The result -- and we are living through it today, in case you haven't noticed -- is the emergence of a host of infrarational religions, including all the political religions that have killed so many millions over the past century or more. Again: lies kill, but not as many as the Lie. The Lie -- for example, the Lie that the world will end in 11 years due to climate change -- will kill tens if not hundreds of millions on the pretext that it is saving them.

From the macro to the micro: the wife just shared a tweet from Julian Castro: Every day, people are forced to choose between going to school or work, or staying home because they can’t afford the menstrual products they need. Pads, tampons and cups should be available tax-free, across the nation. This is in honor of something called National Period Day. "People" is the operative word, because it is transphobic to suggest that only women get periods.

Infrarational religion. Now, how can you tell when you're a member of one? Well, I have a religion, and you are free to join it. In fact, religion, of all things, cannot be compelled without doing violence to its very nature, which revolves around a freely chosen conformity to the ultimate nature of things. Without the freedom, the conformity counts for nothing, because it is either outwardly compelled or inwardly mechanical.

Moreover, not only does false religion do away with freedom, it thereby denies love. And God, in case you haven't heard, is love and freedom, plus truth. Which is why -- because we are in the image and likeness -- we are the same.

But only if we choose to be. The image is the potential, the likeness the actuality, such that the latter allows us "to be on the surface what we are in depth," or to be in actuality what we are in potential. And that indeed is the purpose and measure of life, i.e., our proximity to God, AKA theosis.

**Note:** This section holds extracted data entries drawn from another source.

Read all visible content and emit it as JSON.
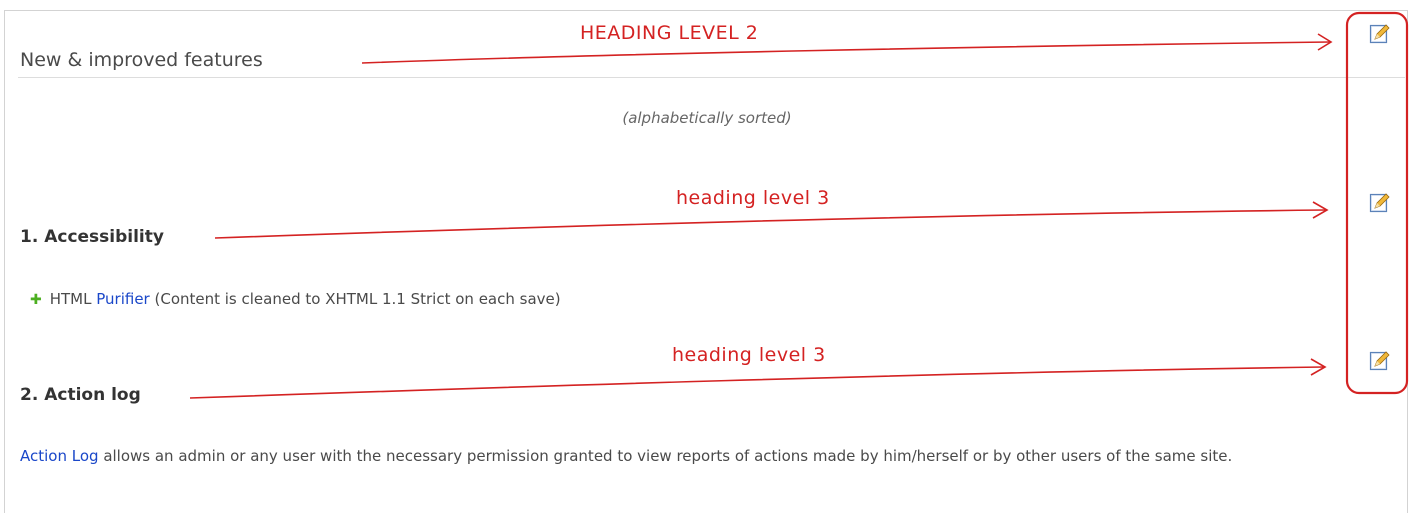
{
  "section": {
    "heading2": "New & improved features",
    "sort_note": "(alphabetically sorted)"
  },
  "items": [
    {
      "heading": "1. Accessibility"
    },
    {
      "heading": "2. Action log"
    }
  ],
  "accessibility": {
    "bullet_text_prefix": "HTML ",
    "bullet_link": "Purifier",
    "bullet_text_suffix": " (Content is cleaned to XHTML 1.1 Strict on each save)"
  },
  "action_log": {
    "link": "Action Log",
    "text": " allows an admin or any user with the necessary permission granted to view reports of actions made by him/herself or by other users of the same site."
  },
  "annotations": {
    "heading2": "HEADING LEVEL 2",
    "heading3_a": "heading level 3",
    "heading3_b": "heading level 3"
  },
  "icons": {
    "edit": "edit-pencil-icon",
    "bullet": "plus-icon"
  },
  "colors": {
    "link": "#1a47c9",
    "annotation": "#d42222",
    "bullet": "#4caf20"
  }
}
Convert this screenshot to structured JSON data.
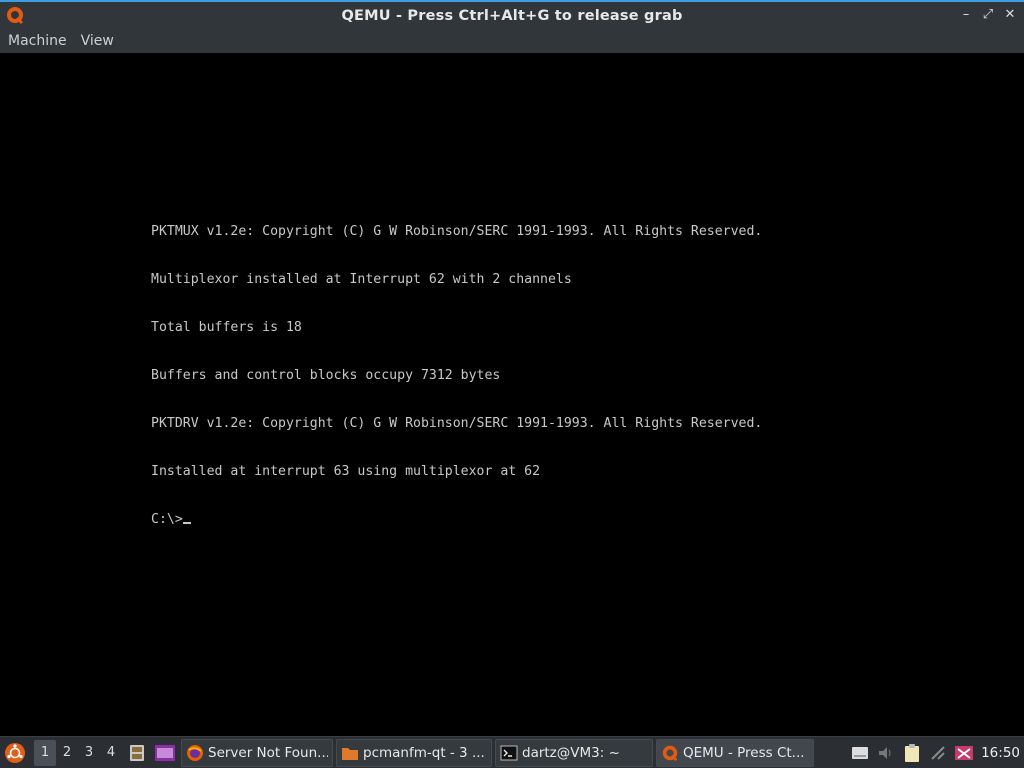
{
  "window": {
    "title": "QEMU - Press Ctrl+Alt+G to release grab",
    "controls": {
      "minimize": "–",
      "restore": "⤢",
      "close": "✕"
    }
  },
  "menu": {
    "items": [
      {
        "label": "Machine"
      },
      {
        "label": "View"
      }
    ]
  },
  "console": {
    "lines": [
      "PKTMUX v1.2e: Copyright (C) G W Robinson/SERC 1991-1993. All Rights Reserved.",
      "Multiplexor installed at Interrupt 62 with 2 channels",
      "Total buffers is 18",
      "Buffers and control blocks occupy 7312 bytes",
      "PKTDRV v1.2e: Copyright (C) G W Robinson/SERC 1991-1993. All Rights Reserved.",
      "Installed at interrupt 63 using multiplexor at 62"
    ],
    "prompt": "C:\\>"
  },
  "taskbar": {
    "desktops": [
      "1",
      "2",
      "3",
      "4"
    ],
    "active_desktop": "1",
    "tasks": [
      {
        "label": "Server Not Foun...",
        "icon": "firefox-icon"
      },
      {
        "label": "pcmanfm-qt - 3 ...",
        "icon": "folder-icon"
      },
      {
        "label": "dartz@VM3: ~",
        "icon": "terminal-icon"
      },
      {
        "label": "QEMU - Press Ct...",
        "icon": "qemu-icon"
      }
    ],
    "clock": "16:50"
  },
  "colors": {
    "titlebar": "#31363b",
    "accent": "#3d9de0",
    "console_text": "#c8c8c8",
    "taskbar": "#2b2f33"
  }
}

We'll close with a passage by Curry: for the Founders,

the possibility that common sense could be abandoned to the extent it is today would most likely have been beyond their imagining. [Men getting periods?] And no wonder, for a great deal of effort has gone into assailing it. Proponents of irrationalist doctrines [infrarational religions] that came in wave after wave beginning in the nineteenth century -- romanticism, Hegelianism, Marxism, progressivism, existentialism, postmodernism, and the like -- have been pounding away at common sense for a long time.

Yes and no, for I would suggest that the effort is timeless, in that it is just the endless repetition of Genesis 3. Or, in the words of Schuon, "Fallen man, that is to say average man, is as it were poisoned by the passional element, whether grossly or subtly," thereby leading to "an obscuring of the Intellect." Genesis 3 didn't just happen "once upon a time," but happens every time.